Explain how to implement doubly linked lists using only one pointer value \(x.np\) per item instead of the usual two (next and prev). Assume that all pointer values can be interpreted as \(k\)-bit integers, and define \(x.np\) to be \(x.np = x.next \oplus x.prev\), the \(k\)-bit “exclusive-or” of \(x.next\) and \(x.prev\). (The value \(NIL\) is represented by 0.) Be sure to describe what information you need to access the head of the list. Show how to implement the SEARCH, INSERT, and DELETE operations on such a list. Also show how to reverse such a list in \(O(1)\) time.

Suppose we have a node with a previous value and a next value. Since these values can be interpreted as \(k\)-bit integers, we can \(\oplus\) them together to create another \(k\)-bit integer which we can then store in this new \(np\) value. But how to extract the value we need while operating on the list? Consider the following properties of our new \(np\) value:

\[next = prev \oplus np\] \[prev = next \oplus np\]

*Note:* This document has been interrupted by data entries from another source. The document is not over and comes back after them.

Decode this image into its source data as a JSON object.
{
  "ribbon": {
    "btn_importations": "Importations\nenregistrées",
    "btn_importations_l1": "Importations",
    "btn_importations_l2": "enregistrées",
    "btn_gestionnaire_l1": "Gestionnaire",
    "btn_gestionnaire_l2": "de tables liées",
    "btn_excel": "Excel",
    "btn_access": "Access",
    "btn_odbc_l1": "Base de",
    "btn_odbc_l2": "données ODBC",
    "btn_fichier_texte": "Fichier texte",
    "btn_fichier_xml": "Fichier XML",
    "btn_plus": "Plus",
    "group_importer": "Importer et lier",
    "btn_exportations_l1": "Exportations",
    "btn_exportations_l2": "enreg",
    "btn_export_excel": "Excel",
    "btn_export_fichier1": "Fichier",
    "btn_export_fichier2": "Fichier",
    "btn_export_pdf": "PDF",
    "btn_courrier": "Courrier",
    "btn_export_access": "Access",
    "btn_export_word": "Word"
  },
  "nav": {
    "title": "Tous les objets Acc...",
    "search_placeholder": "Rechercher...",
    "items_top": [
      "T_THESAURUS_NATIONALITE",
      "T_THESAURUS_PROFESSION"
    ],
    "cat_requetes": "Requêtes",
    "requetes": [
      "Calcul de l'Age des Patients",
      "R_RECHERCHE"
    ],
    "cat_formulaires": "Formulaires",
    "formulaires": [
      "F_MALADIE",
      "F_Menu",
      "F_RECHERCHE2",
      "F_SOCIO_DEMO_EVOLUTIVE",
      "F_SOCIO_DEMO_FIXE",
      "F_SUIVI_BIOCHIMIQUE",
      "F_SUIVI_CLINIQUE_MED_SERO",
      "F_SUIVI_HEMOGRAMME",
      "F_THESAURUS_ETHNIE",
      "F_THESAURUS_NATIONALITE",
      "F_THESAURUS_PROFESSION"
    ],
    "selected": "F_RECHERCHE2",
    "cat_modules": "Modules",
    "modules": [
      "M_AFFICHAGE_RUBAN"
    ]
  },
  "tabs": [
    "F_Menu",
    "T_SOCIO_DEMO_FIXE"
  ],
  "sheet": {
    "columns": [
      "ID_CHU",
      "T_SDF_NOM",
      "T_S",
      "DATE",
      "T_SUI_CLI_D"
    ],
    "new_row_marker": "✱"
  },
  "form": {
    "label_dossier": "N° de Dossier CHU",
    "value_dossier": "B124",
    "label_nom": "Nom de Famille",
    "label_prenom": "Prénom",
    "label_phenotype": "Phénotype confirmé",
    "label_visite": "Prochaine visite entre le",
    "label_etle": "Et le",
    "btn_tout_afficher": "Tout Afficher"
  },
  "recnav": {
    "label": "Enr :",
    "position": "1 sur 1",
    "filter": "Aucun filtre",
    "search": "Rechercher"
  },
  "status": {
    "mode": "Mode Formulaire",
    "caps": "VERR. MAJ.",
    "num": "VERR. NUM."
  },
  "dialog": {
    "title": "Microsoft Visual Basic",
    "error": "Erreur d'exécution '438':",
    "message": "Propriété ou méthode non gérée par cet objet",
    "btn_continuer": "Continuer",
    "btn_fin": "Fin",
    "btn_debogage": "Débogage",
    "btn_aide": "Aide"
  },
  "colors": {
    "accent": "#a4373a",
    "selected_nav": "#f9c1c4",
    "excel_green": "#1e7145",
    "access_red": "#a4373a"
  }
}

So we can always unpack the \(np\) value if we know the value of either \(next\) or \(prev\) which we will. As we traverse the list, we are moving from node to node and so when we arrive at the node we will always have the \(prev\) (or \(next\), depending on direction) value in hand and can use it to extract the other value from \(np\). In the event we are just starting and are arriving at either the \(head\) or \(tail\) node without a previous node value in hand then we simply use \(NIL\) because these lists are not circular.

LIST-SEARCH(L, k)

1 prev = NIL

2 x = L.head

3 while x != NIL and x.key != k

4      next = x.np XOR prev

5      prev = x

6      x = next

7 return x

LIST-SEARCH doesn’t change all that much. Line 4 showcases the extraction of a \(next\) value from \(np\) and we need to hold onto an extra value during the procedure to allow for this change.

LIST-INSERT(L, x)

1 x.np = L.head XOR NIL

2 if L.head != NIL

3      L.head.np = (L.head.np XOR NIL) XOR x

4 L.head = x

Similarly, LIST-INSERT just needs minor adjustments to account for our new storage pattern.

LIST-DELETE(L, x)

01 prev = NIL

02 y = L.head

03 while y != NIL:

04      next = y.np XOR prev

05      if y != x:

06          prev = y

07          y = next

08      else:

09          if prev != NIL:

10              prev.np = (prev.np XOR y) XOR next

11          else L.head = next

12          if next != NIL:

13              next.np = (next.np XOR y) XOR prev

14          else L.tail = prev

LIST-DELETE has a lot more going on. We must now traverse the list so that we can decode the node’s \(np\) value properly. If the node that we are removing was either the head or the tail of the list, then we must designate a new head or tail.

LIST-REVERSE(L)

1 x = L.tail

2 L.tail = L.head

3 L.head = x

This one is nifty. Due to the nature of these unique lists, the ‘order’ of the \(prev\) and \(next\) values no longer matter since they are combined together into \(np\). This means our entire list can be reversed simply by swapping the tail and the head of the list! This operation runs in \(O(1)\) time.